I stick close to him, trying not to sway, as he books the fake ticket and then a private sleeper room on the next cross-country train. It’s leaving in just a few minutes. We rush through the crowd to the platform and scramble on board.
Our room’s down a narrow hall toward the back of the train. The bunks haven’t been pulled out yet. I collapse into the long padded seat, Win sinking down across from me. A whistle sounds. The motor hums. With a hitch, the train begins to whir along the track.
I slouch in the seat, gazing out the window but not really registering anything beyond the glass. My head tips forward. And before I notice what’s happening, exhaustion has carried me away.

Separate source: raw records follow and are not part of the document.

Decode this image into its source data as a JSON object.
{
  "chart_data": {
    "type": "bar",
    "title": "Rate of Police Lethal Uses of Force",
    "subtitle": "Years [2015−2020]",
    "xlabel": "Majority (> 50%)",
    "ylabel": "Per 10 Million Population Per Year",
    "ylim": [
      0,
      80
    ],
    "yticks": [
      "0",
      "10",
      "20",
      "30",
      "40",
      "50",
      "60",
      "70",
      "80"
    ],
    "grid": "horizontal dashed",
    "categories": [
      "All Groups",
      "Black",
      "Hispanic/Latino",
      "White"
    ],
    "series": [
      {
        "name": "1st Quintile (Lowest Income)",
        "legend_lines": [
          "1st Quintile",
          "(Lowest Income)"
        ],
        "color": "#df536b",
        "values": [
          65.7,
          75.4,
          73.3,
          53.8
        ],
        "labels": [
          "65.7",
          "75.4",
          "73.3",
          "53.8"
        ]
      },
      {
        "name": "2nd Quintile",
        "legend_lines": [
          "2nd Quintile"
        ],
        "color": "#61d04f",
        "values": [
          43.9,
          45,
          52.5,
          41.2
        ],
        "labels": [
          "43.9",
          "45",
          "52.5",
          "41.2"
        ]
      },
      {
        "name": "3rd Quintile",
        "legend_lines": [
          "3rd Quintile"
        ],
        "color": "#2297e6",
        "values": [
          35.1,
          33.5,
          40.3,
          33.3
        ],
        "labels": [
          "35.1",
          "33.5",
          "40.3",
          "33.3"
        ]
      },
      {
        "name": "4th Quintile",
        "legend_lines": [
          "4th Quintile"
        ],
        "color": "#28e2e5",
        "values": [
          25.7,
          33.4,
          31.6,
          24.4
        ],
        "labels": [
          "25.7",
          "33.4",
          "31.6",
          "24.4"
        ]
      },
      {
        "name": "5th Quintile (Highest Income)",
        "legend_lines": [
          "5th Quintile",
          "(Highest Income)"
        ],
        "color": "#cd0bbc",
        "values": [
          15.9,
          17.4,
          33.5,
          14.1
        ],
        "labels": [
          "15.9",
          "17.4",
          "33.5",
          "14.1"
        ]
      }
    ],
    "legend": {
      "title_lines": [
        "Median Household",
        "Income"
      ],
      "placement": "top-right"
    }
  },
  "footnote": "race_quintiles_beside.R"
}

I wake up with a start at a screech of metal wheels against the tracks. Win’s still sitting next to me, his head tilted against the seat, his eyes closed. Outside the train window, dusk is falling. I’ve been out for hours. How could I have slept, when—
It was already late afternoon when I left with Win from my present time. Between France, Vietnam, and my own past, I’ve been on my feet until what’s the equivalent of well into the next morning. Even if I’d been sitting at home the whole time, I’d have had trouble staying awake.
My stomach growls. I pull the half-full bag of trail mix from my purse and scoop a few handfuls into my mouth. It takes the edge off the pangs.
My mind flickers back to the marshlands. To the scene that played out just a few hours and twelve years ago, before my eyes. My gut clenches. I set aside the rest of the trail mix.